U.S. can ill afford to focus on other nations' problems

Rand Berke /


American exceptionalism posits that the United States is unique, with a hint of qualitatively better, compared to other countries. This sense of distinctiveness has been used as a unifying force to inspire our nation in challenging times.

The term is often infused with Manifest Destiny, the iconic notion fostered throughout the 19th and 20th centuries that the United States is “predetermined” to expand westward and beyond. These two visions of America have, at times, been revisited to justify military and ideological interventions toward other nations. And so here we are with Syria.

Our current administration, while previously promoting a “new” foreign policy, now rails, with moral outrage, against Syria's unconscionable use of chemical weapons. While one could argue the fine points of government intelligence and geopolitics, there is a more worthwhile discussion if we examine exceptionalism and destiny against current events.

No one can doubt the power amassed through the United States' natural resources, technological ingenuity and fundamental ideologies — the Constitution, Bill of Rights, free markets, a land of opportunity.

The diversity of our populace has contributed to a vibrant economic and civic discussion. Hence, why so many people from so many places flock to our shores to find prosperity. It would be a fool's proposition to argue that this hinders American greatness. Does all this make us exceptional or merely emphasize that the U.S. is a darn cool place to live?

Now to the question of destiny. Merriam-Webster defines destiny as “a predetermined course of events often held to be an irresistible power or agency.”

Some say God gave us this land and we must follow His plan. Others say we should develop strategies through human creation and ideals to bring peace. Regardless of one's stance on this contentious continuum, we grapple with how to use our stuff and what to do with our place in the world. Presently, as a nation, we are internally divided and, externally, we are ambiguous.

The situation in Syria is a glaring example of our current, confused approach to international relations. Should we use our “moral imperative” to warn Syria's President Bashar Assad against the use of chemical weapons by the use of air strikes? Does the U.S. have a position of ethical authority to rain violence on another nation's property and, possibly, its citizenry? The larger question is whether we are justified in a way that furthers the fundamental principles noted earlier in this letter. Are the Constitution and Bill of Rights adhered to and promoted? Would this action perpetuate free markets and opportunities for Americans?

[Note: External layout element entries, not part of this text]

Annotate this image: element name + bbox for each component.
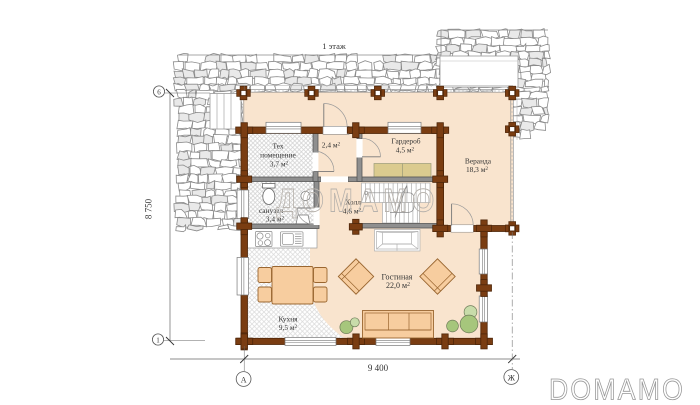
svg-text:1: 1 (156, 336, 160, 344)
svg-text:Тех: Тех (272, 142, 283, 151)
svg-text:8 750: 8 750 (144, 198, 154, 219)
svg-text:6: 6 (157, 88, 161, 96)
svg-text:18,3 м2: 18,3 м2 (466, 165, 488, 174)
svg-text:22,0 м2: 22,0 м2 (386, 281, 410, 290)
svg-text:9 400: 9 400 (368, 363, 389, 373)
svg-text:ДОМАМО: ДОМАМО (277, 183, 440, 219)
svg-text:1 этаж: 1 этаж (322, 41, 346, 51)
svg-text:DOMAMO: DOMAMO (549, 374, 685, 405)
svg-text:А: А (241, 375, 247, 384)
svg-text:помещение: помещение (260, 151, 296, 160)
svg-text:Ж: Ж (508, 373, 516, 382)
svg-text:Гардероб: Гардероб (391, 137, 420, 146)
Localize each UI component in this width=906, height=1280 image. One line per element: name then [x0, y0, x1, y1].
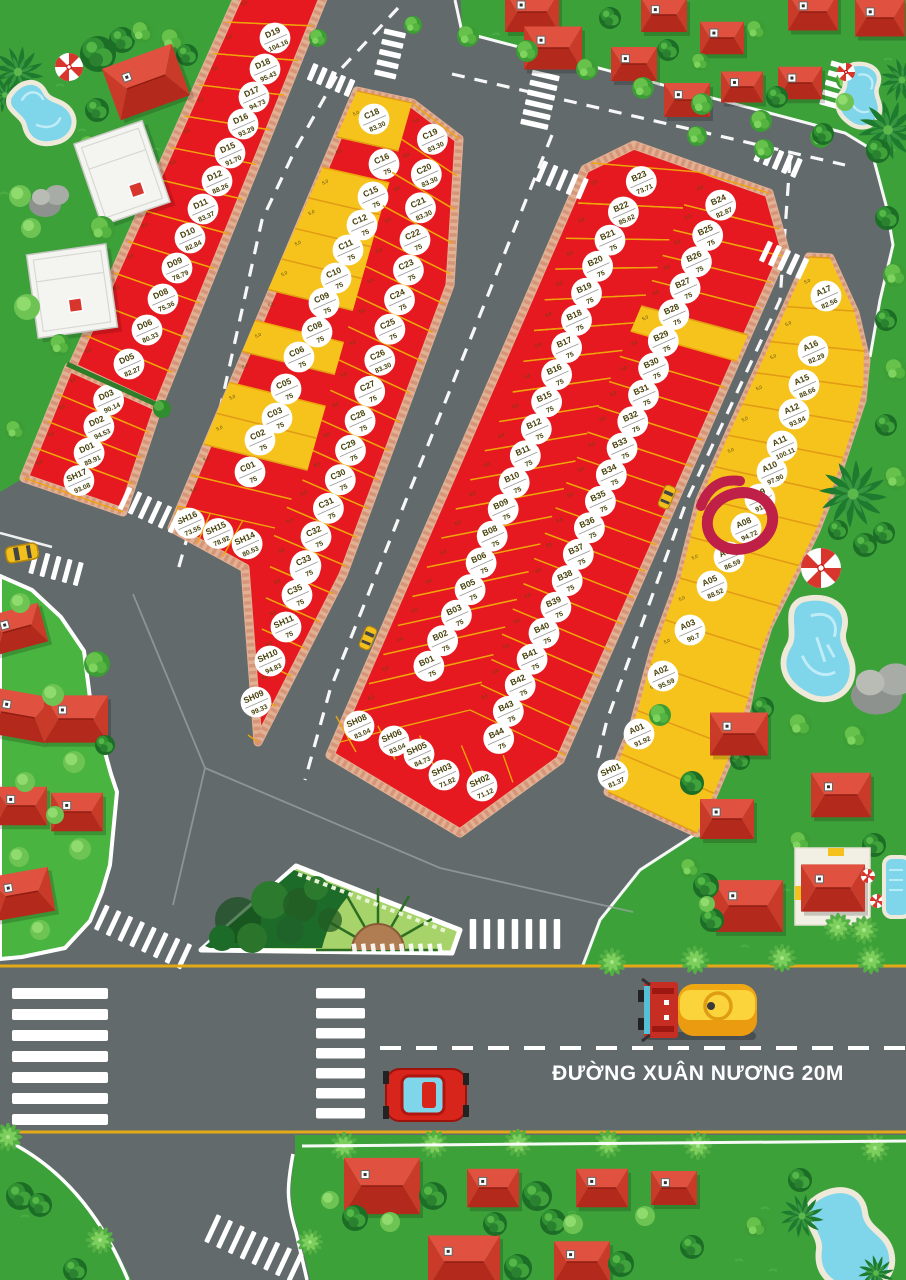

This moment in history is another one of those “crossroads” we find ourselves in periodically. Will we re-evaluate and alter our decades-old interventionist policies or continue in them until we can no longer redress them at all? As our infrastructure crumbles, our schools deteriorate, our economy declines and our national spirit splinters, we must determine how we use our natural resources, technological ingenuity and national identity.

I would put forward that if we go ahead with strikes on Syria, “tailored” or not, our standing on the world stage will continue to diminish and we, as a nation, will grow weary and confused. If we still can put our money where our mouth is, it is imperative that we consider how we speak in a world vastly changed from our earlier, unlimited past. We do have limits now. They can guide us to a different but energetic prosperity or they can cave around us as we refuse to alter our national vision.

The United States of America cries out for leadership that replaces the same old thing with bold plans to reinvent our international place while reinvigorating a job-bare economy. It is time to care for our families and communities again with solutions backed with dollars. We simply cannot afford to care for other nations' problems while our own nation slides into the mire.